With a trip to New York City just a week away it was hard for me to resist grabbing Julie Holland’s memoir Weekends at Bellevue: Nine Years on the Night Shift at the Psych ER when I spotted it on display alongside other books that were recommended by the library’s staff. For the last two months my practical side had been prepping for my upcoming trip to the Big Apple and the BookExpo America by studying AAA’s New York TourBook and fellow Portlander Gerry Frank’s Complete Guide to New York City. But with the acquisition of Holland’s 2010 memoir, in which she recalls her life as a doc practicing in one of the world’s largest and most notable psychiatric wards, my irreverent side could now learn about the more hidden and less savory aspects of New York City. You know, the stuff you can’t read about in any “official” guidebook.
After finishing Weekends at Bellevue about four days ago I can say that yes, as a reader intent on learning about the darker side of New York City I was not disappointed. Just as Dante had Virgil to serve as his guide to the hereafter, I had the luxury of Dr. Holland serving as my guide to that city’s world of the mentally ill. But perhaps more importantly, what impressed me the most by Holland’s memoir was her ability to learn and grow as a person.
Besides her many stories of day-to-day life dealing with the manic, the psychotic, the delusional, the suicidal, the addicted and everything in between, I’m glad she included a few notable incidents that occurred over the last decade. Besides the terrorist attacks on 9/11, she also recalls the senseless murder of Kendra Webdale, an up and coming young writer, who in 1998 was pushed in front of an oncoming subway train by a schizophrenic man. Holland was also a good friend of actor, writer and performance artist Spalding Gray and recalls his struggles with depression, ultimately causing him to take his life in 2004. I remember reading about both Webdale’s murder and Gray’s suicide in the national edition of the New York Times. I’m glad Holland was able to give a first hand account of both two events and in doing so put a human face on such tragedies.

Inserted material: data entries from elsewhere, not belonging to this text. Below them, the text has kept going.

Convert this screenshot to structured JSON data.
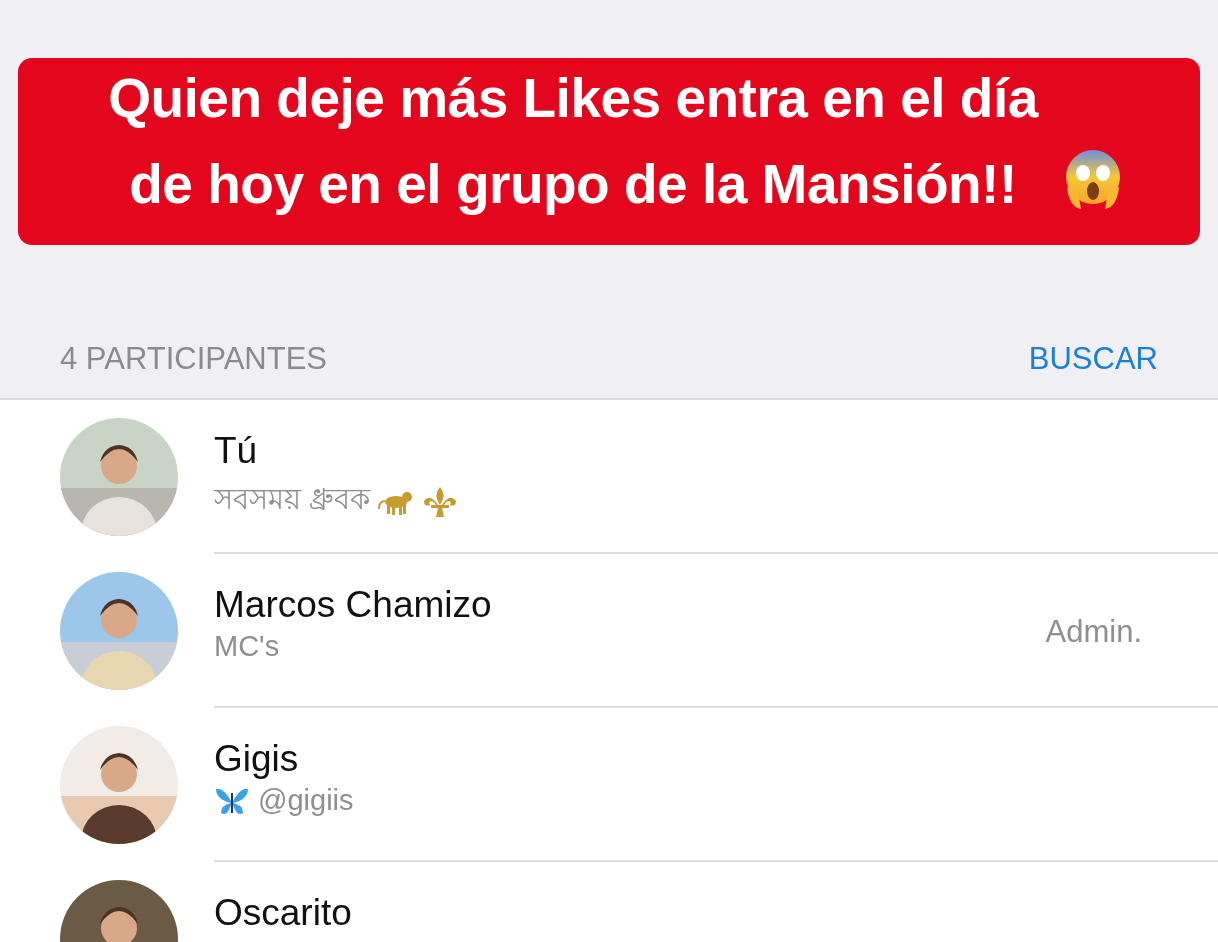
{
  "caption": {
    "text": "Quien deje más Likes entra en el día de hoy en el grupo de la Mansión!!"
  },
  "participants_header": {
    "count_label": "4 PARTICIPANTES",
    "search_link": "BUSCAR"
  },
  "participants": [
    {
      "name": "Tú",
      "status": "সবসময় ধ্রুবক"
    },
    {
      "name": "Marcos Chamizo",
      "status": "MC's",
      "role": "Admin."
    },
    {
      "name": "Gigis",
      "status": "@gigiis"
    },
    {
      "name": "Oscarito"
    }
  ]
}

Lastly, like I mentioned earlier, Holland as an individual grew throughout the memoir. When she starts her career, she is brash, somewhat immature and at times even reckless. Like many of us, after a number of years she grows into a loving and responsible parent who is considerably wiser and a bit more patient with the world. As a result of what she has learned, she also pontificates that the line separating the mentally ill and the “normal’ is a thin and diaphanous one, and our insecurity in dealing with this tenuous delineation is the cause for much of our fear and stigmatization of that vulnerable class of people. I don’t always see such tangible signs of personal growth in a memoir.

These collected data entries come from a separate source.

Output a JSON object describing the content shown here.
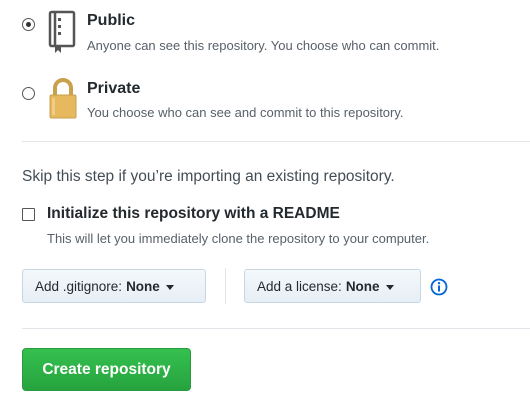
{
  "visibility": {
    "public": {
      "title": "Public",
      "description": "Anyone can see this repository. You choose who can commit.",
      "selected": true,
      "icon": "repo-book-icon"
    },
    "private": {
      "title": "Private",
      "description": "You choose who can see and commit to this repository.",
      "selected": false,
      "icon": "lock-icon"
    }
  },
  "import_hint": "Skip this step if you’re importing an existing repository.",
  "readme": {
    "title": "Initialize this repository with a README",
    "description": "This will let you immediately clone the repository to your computer.",
    "checked": false
  },
  "gitignore": {
    "label": "Add .gitignore:",
    "value": "None"
  },
  "license": {
    "label": "Add a license:",
    "value": "None"
  },
  "info_icon": "info-icon",
  "create_button": "Create repository",
  "colors": {
    "primary_green": "#2ea44f",
    "link_blue": "#0366d6"
  }
}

Much like many of the books I’ve discussed on this blog, Holland’s memoir has inspired me to read other books dealing with mental illness and related topics. Martha Stout’s The Sociopath Next Door, E. Fuller Torrey’s The Insanity Offense and Lee Stringer’s Grand Central Winter have all been on my list to read. After reading Weekends at Bellevue I think it’s high time I finally got off my butt and read them.